彼が出した缶を見て、ボロボロの衣服を纏(まと)っている老人老婆達が笑みを浮かべた。
「スゴいじゃないかウシオさん!」
「これで少しは楽になるわねえ」
ウシオがゴミ袋から取ってきた缶を手に取った人々が歓喜の声をあげる。
彼らは様々な事情があって、住む家が無い老人達だ。
のばら公園は、遊具も錆び付いていて狭い為か滅多に人が寄り付かない。
その為、彼らのような者達が住み着いているのだ。
「……うるせえな、人が寝てるってのに……静かにしやがれ」
公園の奥で新聞紙を被って寝ていた老人が起き上がり、ワイワイ騒いでいる仲間達を睨みつけた。
生え際が後退しているシワだらけの老人は明らかに不機嫌な表情だ。
「あっ、シローさん。
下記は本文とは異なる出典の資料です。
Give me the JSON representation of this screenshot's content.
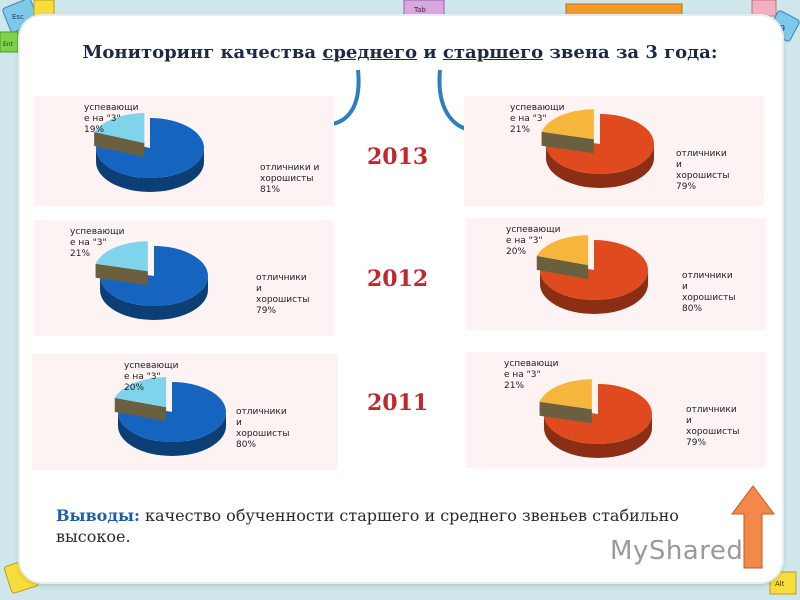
{
  "title": {
    "prefix": "Мониторинг качества ",
    "middle": "среднего",
    "conj": " и ",
    "senior": "старшего",
    "suffix": " звена за  3 года:"
  },
  "years": [
    "2013",
    "2012",
    "2011"
  ],
  "chart_data": [
    {
      "type": "pie",
      "group": "среднее звено",
      "year": "2013",
      "color": "#1565c0",
      "labels": [
        "успевающие на \"3\"",
        "отличники и хорошисты"
      ],
      "values": [
        19,
        81
      ]
    },
    {
      "type": "pie",
      "group": "старшее звено",
      "year": "2013",
      "color": "#e04a1f",
      "labels": [
        "успевающие на \"3\"",
        "отличники и хорошисты"
      ],
      "values": [
        21,
        79
      ]
    },
    {
      "type": "pie",
      "group": "среднее звено",
      "year": "2012",
      "color": "#1565c0",
      "labels": [
        "успевающие на \"3\"",
        "отличники и хорошисты"
      ],
      "values": [
        21,
        79
      ]
    },
    {
      "type": "pie",
      "group": "старшее звено",
      "year": "2012",
      "color": "#e04a1f",
      "labels": [
        "успевающие на \"3\"",
        "отличники и хорошисты"
      ],
      "values": [
        20,
        80
      ]
    },
    {
      "type": "pie",
      "group": "среднее звено",
      "year": "2011",
      "color": "#1565c0",
      "labels": [
        "успевающие на \"3\"",
        "отличники и хорошисты"
      ],
      "values": [
        20,
        80
      ]
    },
    {
      "type": "pie",
      "group": "старшее звено",
      "year": "2011",
      "color": "#e04a1f",
      "labels": [
        "успевающие на \"3\"",
        "отличники и хорошисты"
      ],
      "values": [
        21,
        79
      ]
    }
  ],
  "conclusion": {
    "lead": "Выводы:",
    "text": " качество обученности старшего и среднего звеньев стабильно высокое."
  },
  "keyboard": {
    "esc": "Esc",
    "tab": "Tab",
    "alt": "Alt",
    "ent": "Ent",
    "nine": "9"
  },
  "watermark": "MyShared"
}
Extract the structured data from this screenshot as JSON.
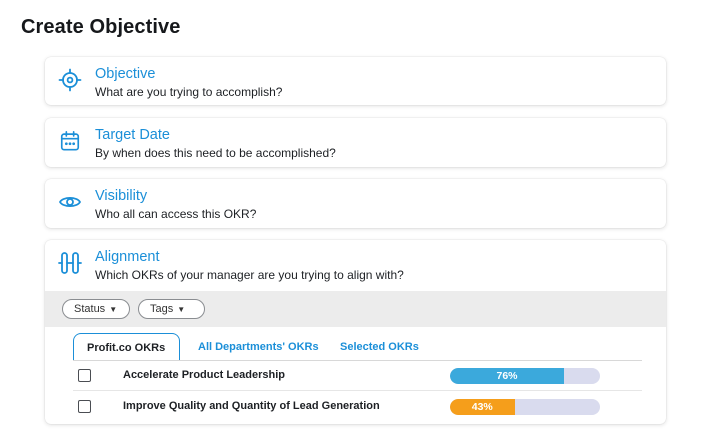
{
  "page": {
    "title": "Create Objective"
  },
  "sections": [
    {
      "title": "Objective",
      "subtitle": "What are you trying to accomplish?",
      "icon": "target-icon"
    },
    {
      "title": "Target Date",
      "subtitle": "By when does this need to be accomplished?",
      "icon": "calendar-icon"
    },
    {
      "title": "Visibility",
      "subtitle": "Who all can access this OKR?",
      "icon": "eye-icon"
    },
    {
      "title": "Alignment",
      "subtitle": "Which OKRs of your manager are you trying to align with?",
      "icon": "alignment-icon"
    }
  ],
  "filters": [
    {
      "label": "Status",
      "icon": "caret-down-icon"
    },
    {
      "label": "Tags",
      "icon": "caret-down-icon"
    }
  ],
  "tabs": [
    {
      "label": "Profit.co OKRs",
      "active": true
    },
    {
      "label": "All Departments' OKRs",
      "active": false
    },
    {
      "label": "Selected OKRs",
      "active": false
    }
  ],
  "okrs": [
    {
      "name": "Accelerate Product Leadership",
      "progress": 76,
      "progress_label": "76%",
      "checked": false,
      "color": "#3ba9dc"
    },
    {
      "name": "Improve Quality and Quantity of Lead Generation",
      "progress": 43,
      "progress_label": "43%",
      "checked": false,
      "color": "#f59e1b"
    }
  ],
  "colors": {
    "accent": "#1b8fd8",
    "track": "#d9dbee",
    "filter_bar": "#ececec"
  }
}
見てください、ウシオさんがたくさん缶を集めたんですよ」
茶色い手拭いを顔に巻いている老婆が指差した物を見るシロー。
「ほう、ウスノロの割には頑張った方じゃないか」
どこか刺のある誉め言葉に、ウシオが肩を落とす。
「何処で手に入れてきた? 言ってみろよウシオ」
「いつもの三丁目です。あの主婦に見つかったけど、変な学生のおかげで逃げられました」
「あの主婦って言うと、前にも言っていた奴か」
ウシオが頷くと、シローは舌打ちをした。
「逃げてきた、ねえ。情けない……お前は昔、警官だったんだろう? あんなクソ女、一発ぶん殴ってやりゃあいいものを」
「そ、そんなこと出来ませんよ」
「かー、情けねえ! そんなんだから舐められるんだ! 一発も食らわせないとかよお、良い子ちゃんにも程があるぜ!」
暴力的な思考を持つシローに仲間達が冷ややかな視線を送るが、彼は全く気にも留めずに元居た場所に戻り、寝直した。
「はあ……またシローさんに怒られちゃったよ……」
「まあまあ、気にするなウシオさん」
落ち込むウシオの肩を、白髪の老人が叩いて励ます。
「シローさん、あの主婦には異常な反応を示すねえ」
「……まあ、妻の面影(おもかげ)があるんだろ」
シローについて語る老人達。
(……ケッ。好きに言ってろ)
狸寝入りをしていたシローは、彼らの言葉を盗み聞きしていた。